Question

How do you factor $\left( 3{{x}^{2}}+20x+12 \right)$?

Answer 1

Hint: First multiply the coefficient of \[{{x}^{2}}\] with the constant term. Then find two numbers whose sum or difference is the coefficient of ‘x’ and multiplication is the previous result. Split the given equation in terms of multiplication of two factors. Do the necessary simplification to obtain the required result.

Complete step by step solution:
Factorization: It is simply the resolution of a polynomial into factors such that when multiplied together they will result in an original polynomial. In the factorization method, we can reduce any algebraic or quadratic equation into its simpler form, where the equations are represented as the product of factors.
The equation we have, $3{{x}^{2}}+20x+12$
Multiplying the coefficient of \[{{x}^{2}}\] with the constant term, we get $3\times 12=36$
Now, we have to find two numbers whose sum is ‘20’ and multiplication is ‘36’.
Thus, the numbers are ‘18’ and ‘2’.
Hence, our equation can be written as
$\begin{align}
  & 3{{x}^{2}}+20x+12 \\
 & \Rightarrow 3{{x}^{2}}+18x+2x+12 \\
\end{align}$
Taking common ‘3x’ from first two terms and ‘2’ from last two terms, we get
$\Rightarrow 3x\left( x+6 \right)+2\left( x+6 \right)$
Again taking common $\left( x+6 \right)$ from both the terms, we get
$\Rightarrow \left( x+6 \right)\left( 3x+2 \right)$
This is the required solution of the given question.
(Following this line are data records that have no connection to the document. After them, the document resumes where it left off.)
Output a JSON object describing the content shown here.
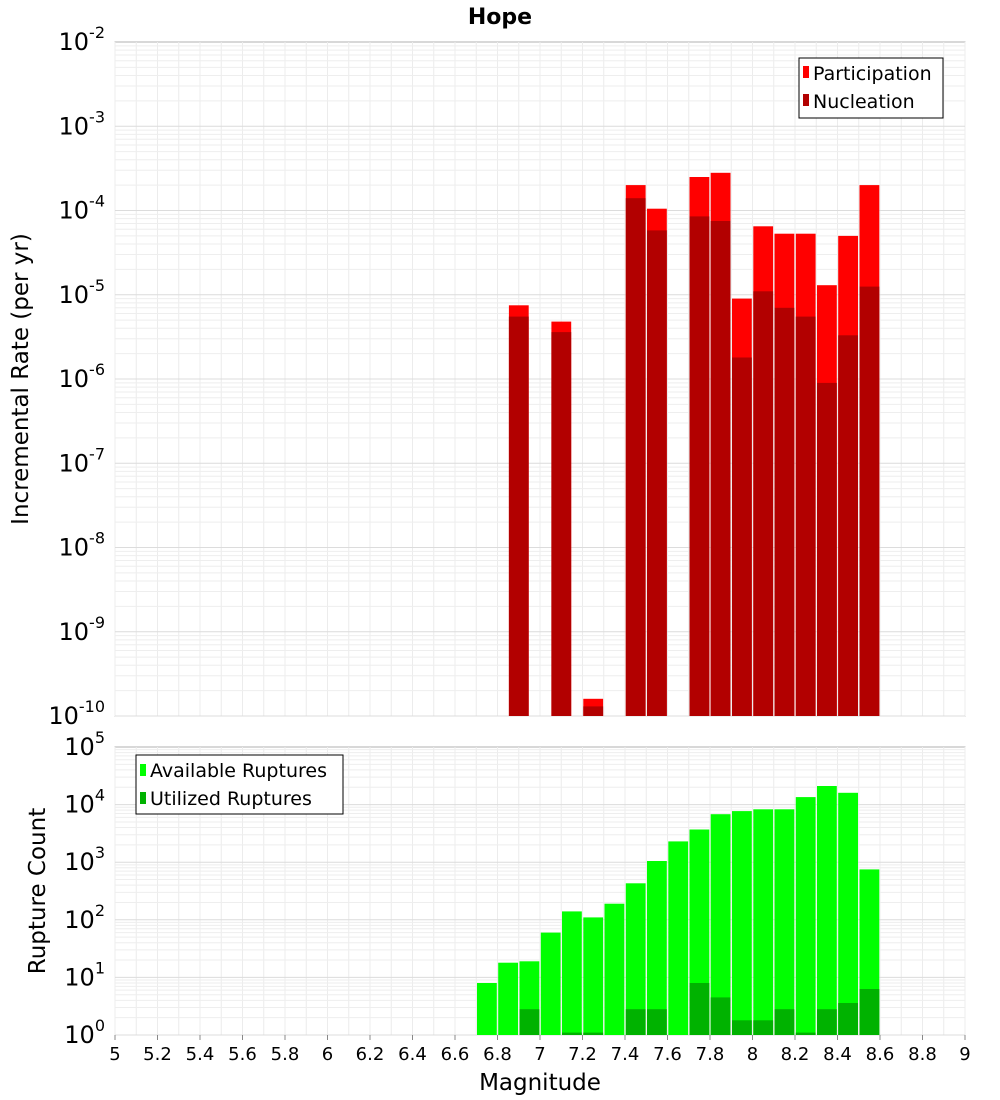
{
  "title": "Hope",
  "chart_data": [
    {
      "type": "bar",
      "scale": "log",
      "ylabel": "Incremental Rate (per yr)",
      "ylim_exponents": [
        -10,
        -2
      ],
      "y_tick_labels": [
        "10^-10",
        "10^-9",
        "10^-8",
        "10^-7",
        "10^-6",
        "10^-5",
        "10^-4",
        "10^-3",
        "10^-2"
      ],
      "legend": {
        "placement": "top-right",
        "entries": [
          "Participation",
          "Nucleation"
        ]
      },
      "colors": {
        "participation": "#ff0000",
        "nucleation": "#b20000"
      },
      "x": [
        6.9,
        7.1,
        7.25,
        7.45,
        7.55,
        7.75,
        7.85,
        7.95,
        8.05,
        8.15,
        8.25,
        8.35,
        8.45,
        8.55
      ],
      "series": [
        {
          "name": "Participation",
          "values": [
            7.5e-06,
            4.8e-06,
            1.6e-10,
            0.0002,
            0.000105,
            0.00025,
            0.00028,
            9e-06,
            6.5e-05,
            5.3e-05,
            5.3e-05,
            1.3e-05,
            5e-05,
            0.0002
          ]
        },
        {
          "name": "Nucleation",
          "values": [
            5.5e-06,
            3.6e-06,
            1.3e-10,
            0.00014,
            5.8e-05,
            8.5e-05,
            7.5e-05,
            1.8e-06,
            1.1e-05,
            7e-06,
            5.5e-06,
            9e-07,
            3.3e-06,
            1.25e-05
          ]
        }
      ]
    },
    {
      "type": "bar",
      "scale": "log",
      "ylabel": "Rupture Count",
      "xlabel": "Magnitude",
      "ylim_exponents": [
        0,
        5
      ],
      "y_tick_labels": [
        "10^0",
        "10^1",
        "10^2",
        "10^3",
        "10^4",
        "10^5"
      ],
      "legend": {
        "placement": "top-left",
        "entries": [
          "Available Ruptures",
          "Utilized Ruptures"
        ]
      },
      "colors": {
        "available": "#00ff00",
        "utilized": "#00b200"
      },
      "x": [
        6.75,
        6.85,
        6.95,
        7.05,
        7.15,
        7.25,
        7.35,
        7.45,
        7.55,
        7.65,
        7.75,
        7.85,
        7.95,
        8.05,
        8.15,
        8.25,
        8.35,
        8.45,
        8.55
      ],
      "series": [
        {
          "name": "Available Ruptures",
          "values": [
            8,
            18,
            19,
            60,
            140,
            110,
            190,
            430,
            1050,
            2300,
            3700,
            6800,
            7700,
            8300,
            8300,
            13500,
            21000,
            16000,
            750
          ]
        },
        {
          "name": "Utilized Ruptures",
          "values": [
            0,
            0,
            2.8,
            0,
            1.1,
            1.1,
            0,
            2.8,
            2.8,
            0,
            8,
            4.5,
            1.8,
            1.8,
            2.8,
            1.1,
            2.8,
            3.6,
            6.3
          ]
        }
      ]
    }
  ],
  "x_axis": {
    "label": "Magnitude",
    "range": [
      5,
      9
    ],
    "tick_labels": [
      "5",
      "5.2",
      "5.4",
      "5.6",
      "5.8",
      "6",
      "6.2",
      "6.4",
      "6.6",
      "6.8",
      "7",
      "7.2",
      "7.4",
      "7.6",
      "7.8",
      "8",
      "8.2",
      "8.4",
      "8.6",
      "8.8",
      "9"
    ]
  }
}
Note: Finding two numbers whose sum is 20 and multiplication is $3\times 12=36$, should be the first approach to the factorization. Then taking common terms out and grouping them together we can obtain the required factorization. We can also execute the factorization by completing the square method by reducing the coefficient of ‘\[{{x}^{2}}\]’.